Nicolas fit mine d'être désespéré et mit sa tête entre ses mains, avant de la relever, affichant dans ses yeux une lueur d'espoir :
- Mais j'ai une preuve. Je l'ai vu sortir du palais avec l'aulos, avant de prendre le chemin de l'opéra. Si vous le fouillez, vous saurez que j'ai dit vrai.
L'Empereur était fatigué. Il fit un bref signe de la main à l'un des gardes pour qu'il procède à la fouille. Quelques secondes, les deux hommes restèrent en silence. Nicolas baissait les yeux, de crainte d'être déçu par le regard de Napoléon III. Il était étrange qu'un simple regard, concentrant toute la puissance de l'empire français, put représenter un si grand danger et une si grande opportunité pour le jeune homme.
La porte se rouvrit et le garde ramenait l'aulos.
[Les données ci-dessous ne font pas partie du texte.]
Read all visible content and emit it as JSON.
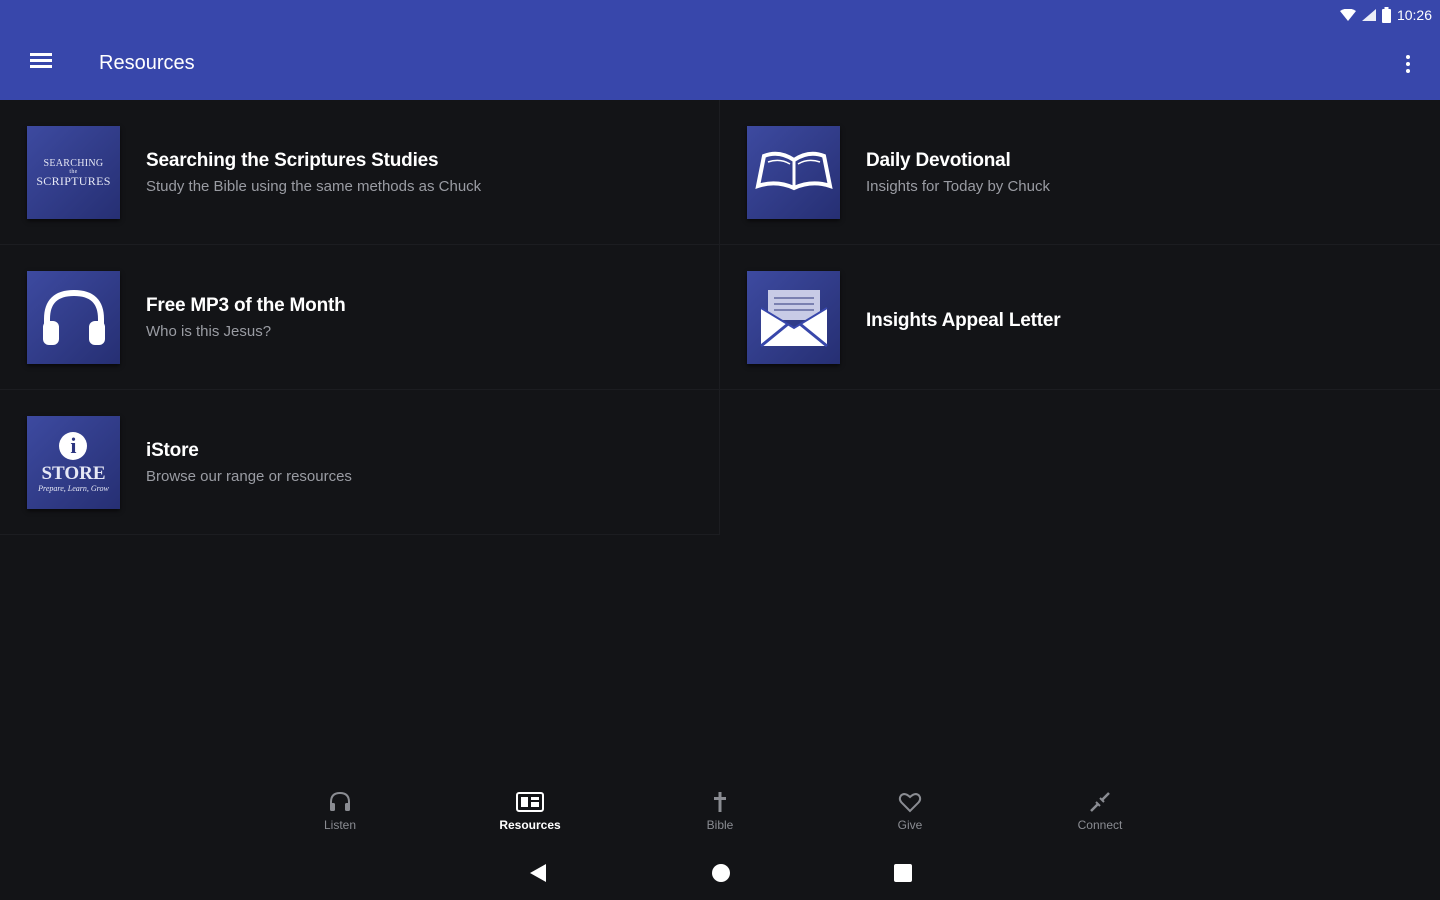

Sans rien dire, l'Empereur le récupéra, sourit à Nicolas, et le laissa quitter l'Élysée.
Le jeune baron croisa Léonard dans les escaliers qui menaient à la sortie. Les deux hommes se sourirent, cachant leur inquiétude. La nuit était loin d'être finie et le plan continuait doucement à dérouler ses misères.